Generally, the amount of data used to represent motion video data is very large. Accordingly, an apparatus handling such motion video data compresses the motion video data by using high-efficiency coding before transmitting the motion video data to another apparatus or before storing the motion video data in a storage device. “High-efficiency coding” refers to a coding process that converts a certain data stream to another data stream and thereby compresses the amount of data of the original data stream.
Coding standards such as MPEG-2 (Moving Picture Experts Group Phase 2), MPEG-4, and H.264 MPEG-4 Advanced Video Coding (MPEG-4 AVC/H.264), devised by the International Standardization Organization/International Electrotechnical Commission (ISO/IEC), are typical motion video coding standards widely used today.
Predictive coding is employed in such coding standards. In predictive coding, each picture to be encoded is divided into a plurality of blocks. Then, a prediction error image representing pixel-by-pixel errors between the block being encoded among the plurality of blocks and the predicted image of that block is computed. The prediction error image is then orthogonal-transformed to obtain frequency coefficients representing the frequency components of the image. After that, quantized coefficients obtained by quantizing the frequency coefficients are entropy-coded. By applying such quantization and entropy coding, the amount of data needed to represent the motion video is reduced.
In order to reduce the amount of data as much as possible while minimizing the degradation of picture quality of motion video data due to coding, it is important that the quantization levels used to quantize the frequency coefficients be properly determined. For the frequency coefficients obtained by orthogonal-transforming the prediction error image, it is known that the distribution of the frequency coefficients having a positive sign and the distribution of the frequency coefficients having a negative sign become substantially symmetrical with respect to each other.

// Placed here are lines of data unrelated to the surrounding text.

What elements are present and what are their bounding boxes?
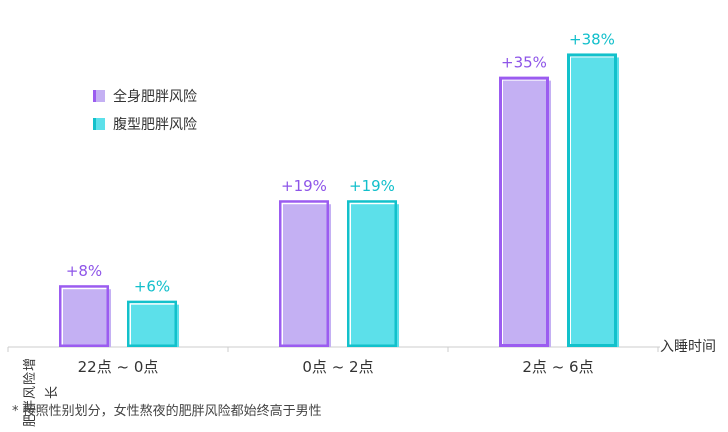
data-label: +35% — [501, 54, 547, 72]
bar-fill — [351, 204, 399, 347]
bar-fill — [503, 80, 551, 347]
data-label: +6% — [134, 278, 170, 296]
y-axis-title: 肥胖风险增长 — [23, 357, 60, 428]
bar-outline — [567, 53, 617, 347]
legend-item-abdominal: 腹型肥胖风险 — [93, 114, 197, 134]
footnote: * 按照性别划分，女性熬夜的肥胖风险都始终高于男性 — [12, 404, 322, 419]
bar-outline — [59, 285, 109, 348]
bar-outline — [127, 300, 177, 347]
data-label: +19% — [349, 177, 395, 195]
legend: 全身肥胖风险 腹型肥胖风险 — [93, 86, 197, 142]
bar-chart: +8% +6% 22点 ~ 0点 +19% +19% 0点 ~ 2点 +35% +38% 2点 … — [7, 30, 660, 376]
x-axis-title: 入睡时间 — [660, 339, 716, 355]
data-label: +8% — [66, 262, 102, 280]
bar-outline — [279, 200, 329, 347]
bar-outline — [499, 76, 549, 347]
bar-fill — [283, 204, 331, 347]
legend-swatch-edge — [93, 118, 96, 130]
legend-item-whole-body: 全身肥胖风险 — [93, 86, 197, 106]
bar-outline — [347, 200, 397, 347]
legend-swatch-edge — [93, 90, 96, 102]
legend-swatch-abdominal — [93, 118, 105, 130]
data-label: +38% — [569, 30, 615, 48]
x-tick-label: 2点 ~ 6点 — [522, 358, 593, 376]
bar-fill — [131, 304, 179, 347]
legend-swatch-whole-body — [93, 90, 105, 102]
data-label: +19% — [281, 177, 327, 195]
x-tick-label: 0点 ~ 2点 — [302, 358, 373, 376]
x-tick-label: 22点 ~ 0点 — [78, 358, 159, 376]
legend-label-whole-body: 全身肥胖风险 — [113, 89, 197, 105]
legend-label-abdominal: 腹型肥胖风险 — [113, 117, 197, 133]
bar-fill — [571, 57, 619, 347]
bar-fill — [63, 289, 111, 347]
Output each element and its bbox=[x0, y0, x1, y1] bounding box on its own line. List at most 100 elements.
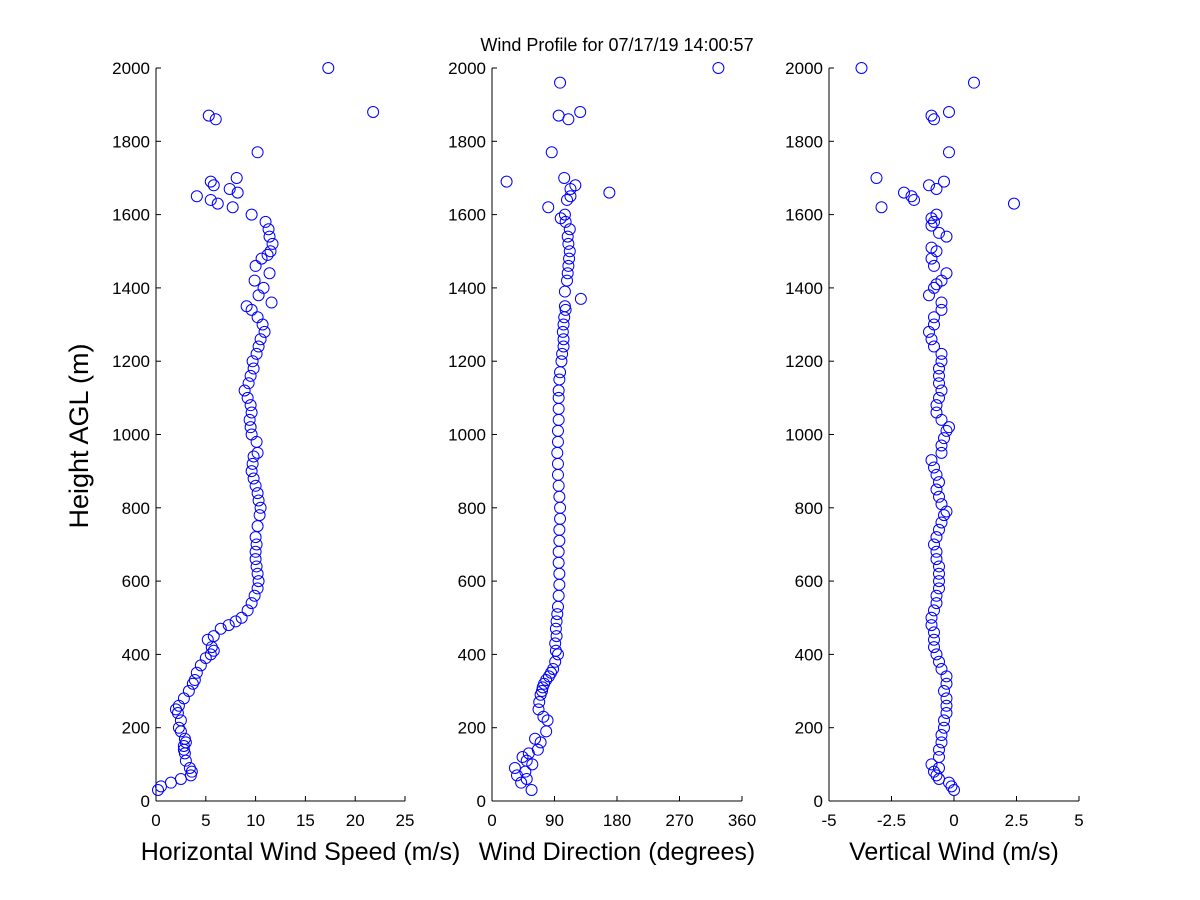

A technique for properly setting the quantization levels for such a probability distribution symmetrical about the center, for example, a Laplacian distribution or a Gaussian distribution has been proposed (refer, for example, to M. D. Paez, T. H. Glisson, “Minimum Mean-Squared-Error Quantization in Speech PCM and DPCM systems,” IEEE TRANSACTIONS ON COMMUNICATIONS, pp. 225-230, April 1972).
A technique that uses the Lloyd-Max algorithm in order to optimize the quantization levels used to quantize symbols having an arbitrary probability distribution has also been proposed (refer, for example, to Matthew I. Noah, “Optimal Lloyd-Max quantization of LPC speech parameters,” Acoustics, Speech, and Signal Processing, IEEE International Conference on ICASSP, pp. 29-32, 1984).